Saturday, April 28, 2012

BCPs and Anxiety Are a Dangerous Combination

I'm in my fourth week of BCPs, and am beyond HATING them. I am mean, enraged, breaking out and hardly even want to be looked at, never mind touched by my husband. These things SUCK.

I e-mailed my nurse last week to see if i really needed to stay on them since it seemed like it could still be a while before we get going. That's when I found out that another recipient matched with our donor, and that our donor was told to come in when she starts her period to get her testing done. So, we are almost on our way! Very exciting, scary, crazy, etc. Needless to say, I was told to stay on the dreaded BCPs. I also had to run around like a crazy woman getting a follow-up breast ultrasound done last week. As far as I know, that came back fine and I'm now done with my requirements.

So, I was looking at the sample schedule we got during our consult. I'm sort of guessing that we're headed for 3rd-4th week of June for retrieval and transfer. That's if we can get started in a couple of weeks. While I'm anxious for that, I can honestly say that at this point, I just want to get off these freaking pills. My entire household - husband, dog and myself - are miserable.

Friday, April 6, 2012

We're Back in the Game

So, what's been going on since January? A lot, and not much. We went for our consult with an out-of-state clinic for DE, and liked the program. So, we decided to do a shared DE cycle with them. Our first meeting was Feb. 20th. I had some follow up things to do, like get a mammogram and make sure my annual is up to date. But, we knew that it was going to take some weeks to get matched with a donor, especially for a shared cycle. So, I scheduled things, but was in no hurry. We also were thrilled to find out that my H's numbers improved significantly in the SA he did with them. I hope that the combination of him having not touched a cigarette in many months, exercising more, and taking COq10 and a daily vitamin is paying off.

So, we waited. All through March, we waited. Work was thankfully very busy for me, so that helped keep my mind off things. And, we decided to try another half-marathon at the end of April, so training for that has kept me sane. Nevertheless, the wait was really starting to get to me. My anxiety level was sky high.

Then, on April 2nd, we received a donor profile. And, we both liked her a lot. I was so extremely relieved that it wasn't hard for either of us to say yes to her. She has had two previously successful cycles with our clinic, both of which resulted in frozen embryos, even though the clinic has very strict freezing standards. After our nurse and donor coordinator answered a couple of questions, we accepted her the next day. Unfortunately, we still have to wait. They were supposed to send her profile to another couple looking to do a shared cycle this week, but we haven't heard anything else. So, it may take a little while to get the other recipient matched.

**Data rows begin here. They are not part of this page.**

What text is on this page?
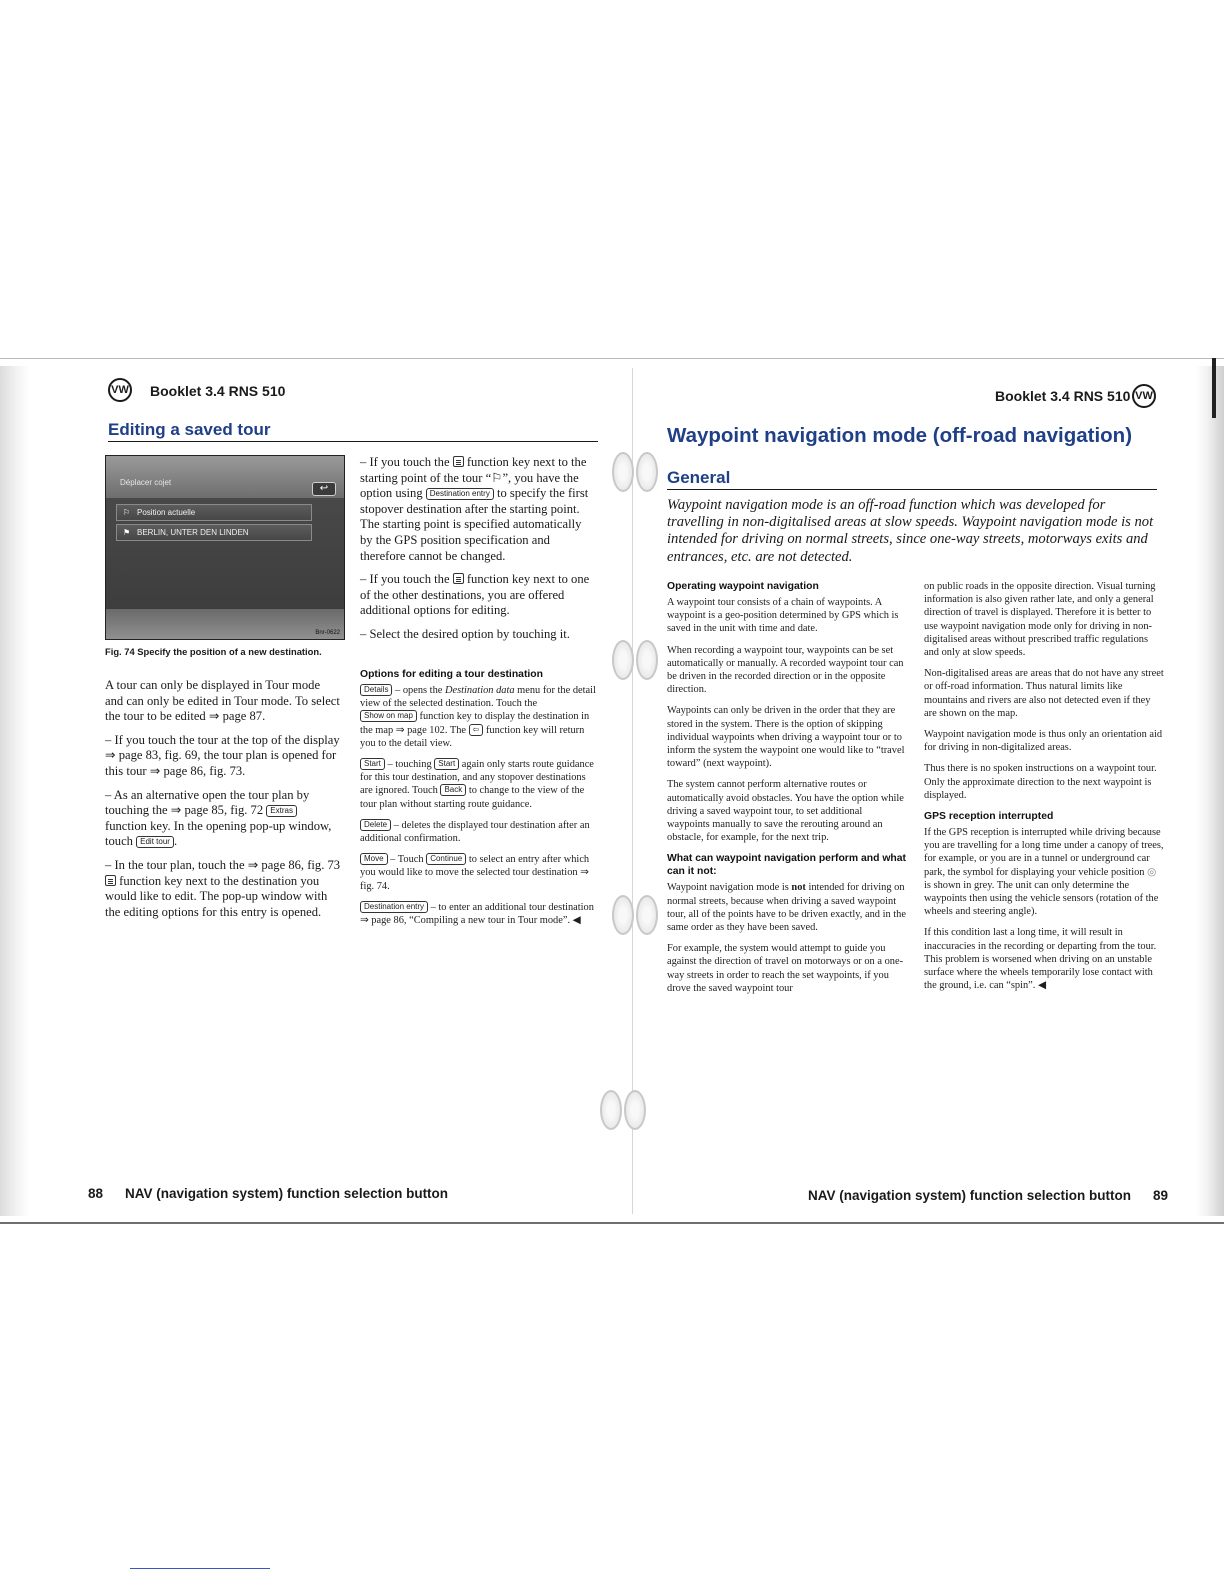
VW Booklet 3.4 RNS 510
Editing a saved tour
Déplacer cojet
↩
⚐ Position actuelle
⚑ BERLIN, UNTER DEN LINDEN
Bnr-0622
Fig. 74 Specify the position of a new destination.

A tour can only be displayed in Tour mode and can only be edited in Tour mode. To select the tour to be edited ⇒ page 87.

– If you touch the tour at the top of the display ⇒ page 83, fig. 69, the tour plan is opened for this tour ⇒ page 86, fig. 73.

– As an alternative open the tour plan by touching the ⇒ page 85, fig. 72 Extras function key. In the opening pop-up window, touch Edit tour .

– In the tour plan, touch the ⇒ page 86, fig. 73  function key next to the destination you would like to edit. The pop-up window with the editing options for this entry is opened.

– If you touch the  function key next to the starting point of the tour “⚐”, you have the option using Destination entry to specify the first stopover destination after the starting point. The starting point is specified automatically by the GPS position specification and therefore cannot be changed.

– If you touch the  function key next to one of the other destinations, you are offered additional options for editing.

– Select the desired option by touching it.

Options for editing a tour destination

Details – opens the Destination data menu for the detail view of the selected destination. Touch the Show on map function key to display the destination in the map ⇒ page 102. The ⇦ function key will return you to the detail view.

Start – touching Start again only starts route guidance for this tour destination, and any stopover destinations are ignored. Touch Back to change to the view of the tour plan without starting route guidance.

Delete – deletes the displayed tour destination after an additional confirmation.

Move – Touch Continue to select an entry after which you would like to move the selected tour destination ⇒ fig. 74.

Destination entry – to enter an additional tour destination ⇒ page 86, “Compiling a new tour in Tour mode”. ◀

88 NAV (navigation system) function selection button
Booklet 3.4 RNS 510 VW
Waypoint navigation mode (off-road navigation)
General
Waypoint navigation mode is an off-road function which was developed for travelling in non-digitalised areas at slow speeds. Waypoint navigation mode is not intended for driving on normal streets, since one-way streets, motorways exits and entrances, etc. are not detected.
Operating waypoint navigation

A waypoint tour consists of a chain of waypoints. A waypoint is a geo-position determined by GPS which is saved in the unit with time and date.

When recording a waypoint tour, waypoints can be set automatically or manually. A recorded waypoint tour can be driven in the recorded direction or in the opposite direction.

Waypoints can only be driven in the order that they are stored in the system. There is the option of skipping individual waypoints when driving a waypoint tour or to inform the system the waypoint one would like to “travel toward” (next waypoint).

The system cannot perform alternative routes or automatically avoid obstacles. You have the option while driving a saved waypoint tour, to set additional waypoints manually to save the rerouting around an obstacle, for example, for the next trip.

What can waypoint navigation perform and what can it not:

Waypoint navigation mode is not intended for driving on normal streets, because when driving a saved waypoint tour, all of the points have to be driven exactly, and in the same order as they have been saved.

For example, the system would attempt to guide you against the direction of travel on motorways or on a one-way streets in order to reach the set waypoints, if you drove the saved waypoint tour

on public roads in the opposite direction. Visual turning information is also given rather late, and only a general direction of travel is displayed. Therefore it is better to use waypoint navigation mode only for driving in non-digitalised areas without prescribed traffic regulations and only at slow speeds.

Non-digitalised areas are areas that do not have any street or off-road information. Thus natural limits like mountains and rivers are also not detected even if they are shown on the map.

Waypoint navigation mode is thus only an orientation aid for driving in non-digitalized areas.

Thus there is no spoken instructions on a waypoint tour. Only the approximate direction to the next waypoint is displayed.

GPS reception interrupted

If the GPS reception is interrupted while driving because you are travelling for a long time under a canopy of trees, for example, or you are in a tunnel or underground car park, the symbol for displaying your vehicle position ◎ is shown in grey. The unit can only determine the waypoints then using the vehicle sensors (rotation of the wheels and steering angle).

If this condition last a long time, it will result in inaccuracies in the recording or departing from the tour. This problem is worsened when driving on an unstable surface where the wheels temporarily lose contact with the ground, i.e. can “spin”. ◀

NAV (navigation system) function selection button 89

Regardless, I feel like we have taken a HUGE step forward. We have a donor. I have hope that this could work. I'm terrified of the hope I have, but am going to go with it for now. And, things are falling into place. I started BCPs this week. I hate them because last time my adjustment to them was rough. But, I'm also sort of glad to have started them so that I know I won't have my period for the half-marathon coming up. My mammogram is a week from today. I am scared that some roadblock will present itself because of that, though I have no reason to think that. And, my annual is scheduled for next month, but I don't lapse until June anyway.
So, I'm back, and hope to keep updating this blog more frequently now, if only to keep a log for myself.